Biden took it further and accused Republicans of doing something unconstitutional in nominating and proceeding to confirm Barrett. This rhetoric even made Jake Tapper ask a Biden surrogate what he was talking about:
Wow: “‘Constitutional’ doesn’t mean ‘I like it or I don’t like it’…There’s nothing unconstitutional about what the U.S. Senate is doing.”@jaketapper just shredded a pundit arguing that Trump’s nomination of #AmyConeyBarrett is somehow unconstitutional. pic.twitter.com/4ohe40f0p8
— John Cooper (@thejcoop) October 11, 2020
The other little bit of spin coming out of hundreds of accounts on Twitter is that adding justices to the Supreme Court is not court-packing. The new term is “rebalancing the Court.” Adding justices should be referred to as politicizing the Court. One of the primary reasons Supreme Court vacancies have become such battles is the tendency for the Left to push through the Court things they can’t get through Congress—gay marriage and trans rights under the Civil Rights Act of 1964, to name but two.

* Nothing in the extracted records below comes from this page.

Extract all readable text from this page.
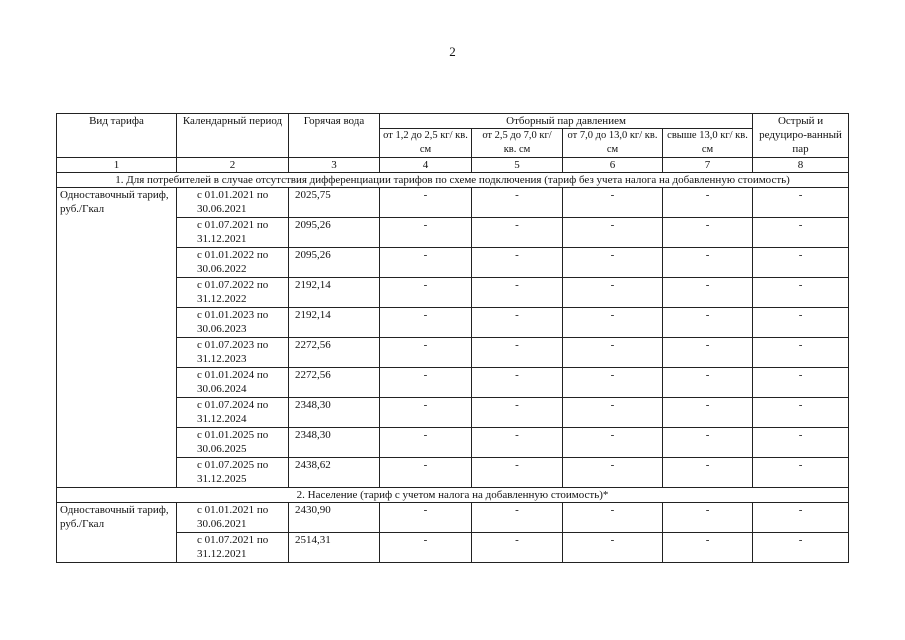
2
Вид тарифа	Календарный период	Горячая вода	Отборный пар давлением				Острый и редуциро-ванный пар
			от 1,2 до 2,5 кг/ кв. см	от 2,5 до 7,0 кг/ кв. см	от 7,0 до 13,0 кг/ кв. см	свыше 13,0 кг/ кв. см	
1	2	3	4	5	6	7	8
1. Для потребителей в случае отсутствия дифференциации тарифов по схеме подключения (тариф без учета налога на добавленную стоимость)							
Одноставочный тариф, руб./Гкал	с 01.01.2021 по 30.06.2021	2025,75	-	-	-	-	-
	с 01.07.2021 по 31.12.2021	2095,26	-	-	-	-	-
	с 01.01.2022 по 30.06.2022	2095,26	-	-	-	-	-
	с 01.07.2022 по 31.12.2022	2192,14	-	-	-	-	-
	с 01.01.2023 по 30.06.2023	2192,14	-	-	-	-	-
	с 01.07.2023 по 31.12.2023	2272,56	-	-	-	-	-
	с 01.01.2024 по 30.06.2024	2272,56	-	-	-	-	-
	с 01.07.2024 по 31.12.2024	2348,30	-	-	-	-	-
	с 01.01.2025 по 30.06.2025	2348,30	-	-	-	-	-
	с 01.07.2025 по 31.12.2025	2438,62	-	-	-	-	-
2. Население (тариф с учетом налога на добавленную стоимость)*							
Одноставочный тариф, руб./Гкал	с 01.01.2021 по 30.06.2021	2430,90	-	-	-	-	-
	с 01.07.2021 по 31.12.2021	2514,31	-	-	-	-	-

The job of the Supreme Court is to interpret the law and the Constitution as written, not to twist it to say what they wish was written. The right-wing generally wants to see justices appointed who hold this view and appear to rule that way. We fully expect sometimes we will win, and sometimes we will lose. It is up to Congress to legislate because we can hold them accountable. Justice Antonin Scalia articulated this perfectly in his dissent in Obergefell v. Hodges:
So it is not of special importance to me what the law says about marriage. It is of overwhelming importance, however, who it is that rules me. Today’s decree says that my Ruler, and the Ruler of 320 million Americans coast-to-coast, is a majority of the nine lawyers on the Supreme Court. The opinion in these cases is the furthest extension in fact—and the furthest extension one can even imagine—of the Court’s claimed power to create “liberties” that the Constitution and its Amendments neglect to mention. This practice of constitutional revision by an unelected committee of nine, always accompanied (as it is today) by extravagant praise of liberty, robs the People of the most important liberty they asserted in the Declaration of Independence and won in the Revolution of 1776: the freedom to govern themselves.
The left counts on that unelected committee of nine. That is why if they win the presidency and the Senate, it may become 13 black-robed lawyers. Court-packing is something a majority of Americans are not in favor of. There have been nine justices since 1869.
Hate to tell the Biden campaign, but if you’ve gone a bridge too far for Jake Tapper, the talking points aren’t working. To make it clear in language even Joe can understand, come on, man, answer the question.